19. Il noto versetto biblico: "Credi nel Signor Gesù, e sarai salvato tu e la casa tua" (Atti 16:31), significa che quando uno crede in Gesù anche tutta la sua famiglia sarà salvata con lui?

 

In alcuni casi sì infatti nel libro degli Atti troviamo scritto che quando a Cornelio apparve un angelo di Dio che gli disse di mandare a chiamare Simon Pietro, quest’ultimo gli avrebbe parlato di cose, per le quali sarebbe stato salvato Cornelio e tutta la casa sua. Ecco le parole di questo santo angelo: "Manda a Ioppe, e fa’ chiamare Simone, soprannominato Pietro; il quale ti parlerà di cose, per le quali sarai salvato tu e tutta la casa tua" (Atti 11:13-14). Anche nel caso di Lidia di Tiatiri, il libro degli Atti dice che credette con tutti quelli di casa sua secondo che è scritto: "E una certa donna, di nome Lidia, negoziante di porpora, della città di Tiatiri, che temeva Dio, ci stava ad ascoltare; e il Signore le aprì il cuore, per renderla attenta alle cose dette da Paolo. E dopo che fu battezzata con quei di casa, ci pregò dicendo: Se mi avete giudicata fedele al Signore, entrate in casa mia, e dimoratevi. E ci fece forza" (Atti 16:14-15). E la stessa cosa ci viene detto nel caso del carceriere di Filippi secondo che è scritto: "Poi annunziarono la parola del Signore a lui e a tutti coloro che erano in casa sua. Ed egli, presili in quell’istessa ora della notte, lavò loro le piaghe; e subito fu battezzato lui con tutti i suoi. E menatili su in casa sua, apparecchiò loro la tavola, e giubilava con tutta la sua casa, perché avea creduto in Dio" (Atti 16:32-34). C’è un altro credente di cui si dice che credette con tutta la sua casa ed è Crispo: "E Crispo, il capo della sinagoga, credette nel Signore con tutta la sua casa" (Atti 18:8).

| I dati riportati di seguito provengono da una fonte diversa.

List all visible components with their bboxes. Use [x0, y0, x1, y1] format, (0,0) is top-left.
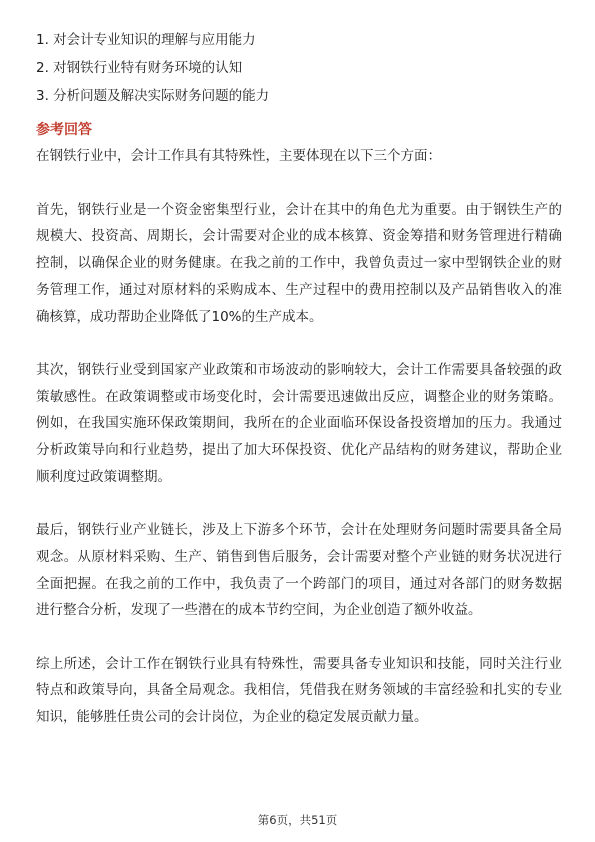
answer-heading: 参考回答 — [36, 122, 92, 138]
answer-body — [36, 143, 562, 757]
question-item-3: 3. 分析问题及解决实际财务问题的能力 — [36, 88, 270, 104]
question-list — [36, 26, 566, 110]
question-item-2: 2. 对钢铁行业特有财务环境的认知 — [36, 60, 243, 76]
page-indicator: 第6页，共51页 — [257, 813, 338, 827]
page-footer — [0, 812, 595, 828]
paragraph-first: 首先，钢铁行业是一个资金密集型行业，会计在其中的角色尤为重要。由于钢铁生产的规模大、投资高、周期长，会计需要对企业的成本核算、资金筹措和财务管理进行精确控制，以确保企业的财务健康。在我之前的工作中，我曾负责过一家中型钢铁企业的财务管理工作，通过对原材料的采购成本、生产过程中的费用控制以及产品销售收入的准确核算，成功帮助企业降低了10%的生产成本。 — [36, 201, 562, 325]
paragraph-conclusion: 综上所述，会计工作在钢铁行业具有特殊性，需要具备专业知识和技能，同时关注行业特点和政策导向，具备全局观念。我相信，凭借我在财务领域的丰富经验和扎实的专业知识，能够胜任贵公司的会计岗位，为企业的稳定发展贡献力量。 — [36, 655, 562, 726]
intro-paragraph: 在钢铁行业中，会计工作具有其特殊性，主要体现在以下三个方面： — [36, 148, 441, 164]
paragraph-last: 最后，钢铁行业产业链长，涉及上下游多个环节，会计在处理财务问题时需要具备全局观念。从原材料采购、生产、销售到售后服务，会计需要对整个产业链的财务状况进行全面把握。在我之前的工作中，我负责了一个跨部门的项目，通过对各部门的财务数据进行整合分析，发现了一些潜在的成本节约空间，为企业创造了额外收益。 — [36, 522, 562, 619]
paragraph-second: 其次，钢铁行业受到国家产业政策和市场波动的影响较大，会计工作需要具备较强的政策敏感性。在政策调整或市场变化时，会计需要迅速做出反应，调整企业的财务策略。例如，在我国实施环保政策期间，我所在的企业面临环保设备投资增加的压力。我通过分析政策导向和行业趋势，提出了加大环保投资、优化产品结构的财务建议，帮助企业顺利度过政策调整期。 — [36, 361, 562, 485]
question-item-1: 1. 对会计专业知识的理解与应用能力 — [36, 32, 256, 48]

In altri casi invece queste parole non si adempiranno. Vediamo di spiegare il perché. Gesù ha detto: "Non pensate ch’io sia venuto a metter pace sulla terra; non son venuto a metter pace, ma spada. Perché son venuto a dividere il figlio da suo padre, e la figlia da sua madre, e la nuora dalla suocera; e i nemici dell’uomo saranno quelli stessi di casa sua" (Matt. 10:34-36); è evidente quindi che in questo caso siccome i nemici di un discepolo di Cristo saranno quelli stessi di casa sua, non tutti nella sua famiglia crederanno in Gesù e saranno salvati. Gesù ha anche detto che "il fratello darà il fratello alla morte, e il padre il figliuolo; e i figliuoli si leveranno contro i genitori e li faranno morire" (Mar. 13:12), e perciò è evidente anche in questo caso che ci saranno casi di famiglie divise al suo ritorno. Anche il fatto che Gesù abbia detto che in quella notte "due saranno in un letto; l’uno sarà preso, e l’altro lasciato" (Luca 17:34) depone a questo favore perché è evidente che qui egli si sta riferendo principalmente a persone sposate. Come depone a favore di ciò il fatto che Paolo abbia detto a chi ha un coniuge non credente: "Ma agli altri dico io, non il Signore: Se un fratello ha una moglie non credente ed ella è contenta di abitar con lui, non la lasci; e la donna che ha un marito non credente, s’egli consente ad abitar con lei, non lasci il marito; perché il marito non credente è santificato nella moglie, e la moglie non credente è santificata nel marito credente; altrimenti i vostri figliuoli sarebbero impuri, mentre ora sono santi. Però, se il non credente si separa, si separi pure; in tali casi, il fratello o la sorella non sono vincolati; ma Dio ci ha chiamati a vivere in pace; perché, o moglie, che sai tu se salverai il marito? Ovvero tu, marito, che sai tu se salverai la moglie?" (1 Cor. 7:12-16).